Finding memory leak in Solaris using libumem [Solaris]

Prev: Anyone install wireshark from Sunfreeware?
Next: Host power on is disabled due to:SCC is not valid or is not present

From: viswanath vellaiappan on 18 Dec 2008 01:20

Hello All,
I was given a project in my college and the description of
the project is as follow.

Goal:
The idea of this whole thing is to find memory leaks in specially
in the applications user land. Since configd constitutes big chunk of
user land and it is a daemon where impact of memory leak is quite huge
(unlike commands where whatever unfreed memory will be freed when
program exits). So, to begin with cover configd and pay attention to
commands.

Approach:
1. Get familiarity on libumem.so on Solaris.
2. Machine : On Solaris machine, preferrably Solaris 10 which has
minimum 15 disks.
3. Write a wrapper for configd in /sbin/, this wrapper configd
essentially sets LD_LIBRARY_PATH and run /usr/sbin/configd from the
wrapper. This way we dont have to change any tcs.
4. Whenever there is memory leak detected, configd core dump, so make
sure to use coreadm to save the core file in unique file name.
5. Before running the nightly tcs, you need to have a script which
runs every 10 secs or so see if configd is down, if yes, is there a
core dump and then restart the configd.
6. Run nightly tcs and collect all core dumps.
7. Analyse the core dumps and come up with fixes for these.

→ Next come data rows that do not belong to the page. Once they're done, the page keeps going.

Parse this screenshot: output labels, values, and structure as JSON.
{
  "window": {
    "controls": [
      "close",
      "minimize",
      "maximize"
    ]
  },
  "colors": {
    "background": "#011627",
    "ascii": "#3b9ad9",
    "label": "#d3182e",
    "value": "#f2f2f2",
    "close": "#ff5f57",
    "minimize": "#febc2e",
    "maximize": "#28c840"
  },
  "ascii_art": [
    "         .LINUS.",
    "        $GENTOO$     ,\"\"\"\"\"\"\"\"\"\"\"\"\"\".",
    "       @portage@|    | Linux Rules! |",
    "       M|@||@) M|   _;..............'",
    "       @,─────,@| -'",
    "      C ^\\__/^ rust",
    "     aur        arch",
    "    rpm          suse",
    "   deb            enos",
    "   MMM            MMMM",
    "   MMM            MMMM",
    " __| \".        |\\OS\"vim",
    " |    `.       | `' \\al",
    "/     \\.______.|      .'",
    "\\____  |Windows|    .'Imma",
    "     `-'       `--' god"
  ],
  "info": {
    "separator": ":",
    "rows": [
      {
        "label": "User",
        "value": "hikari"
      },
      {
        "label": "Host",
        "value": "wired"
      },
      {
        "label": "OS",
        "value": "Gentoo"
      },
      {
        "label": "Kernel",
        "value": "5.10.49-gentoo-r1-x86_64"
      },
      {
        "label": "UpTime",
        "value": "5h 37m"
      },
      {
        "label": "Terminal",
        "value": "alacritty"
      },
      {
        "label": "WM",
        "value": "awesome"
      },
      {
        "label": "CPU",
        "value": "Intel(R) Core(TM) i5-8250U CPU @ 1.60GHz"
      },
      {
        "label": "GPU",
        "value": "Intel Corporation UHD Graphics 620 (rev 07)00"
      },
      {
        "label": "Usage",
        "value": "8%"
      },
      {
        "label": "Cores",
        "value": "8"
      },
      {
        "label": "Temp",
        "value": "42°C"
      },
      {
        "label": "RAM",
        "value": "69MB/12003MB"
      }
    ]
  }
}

FYI, configd is a binary in the application which will keep track of
the configuration of the whole application.

My Doubts:
Point 3.

* Why should we write the wrapper in /sbin? Why not in
other place?
* So does it mean we should create a /sbin/configd
file with content

export
LD_LIBRARY_PATH= "/usr/lib/libumem.so.1"
/usr/
sbin/configd $1 $2 $3 ...

* How does test cases play a role here?

Point 4.
* How to find memory leak? (is it with ::findleaks
dcmds in mdb)
* How is the core dump formed? (Manually by gcore or
automatically)

Point 5.
* How is this done? (separate thread of program?)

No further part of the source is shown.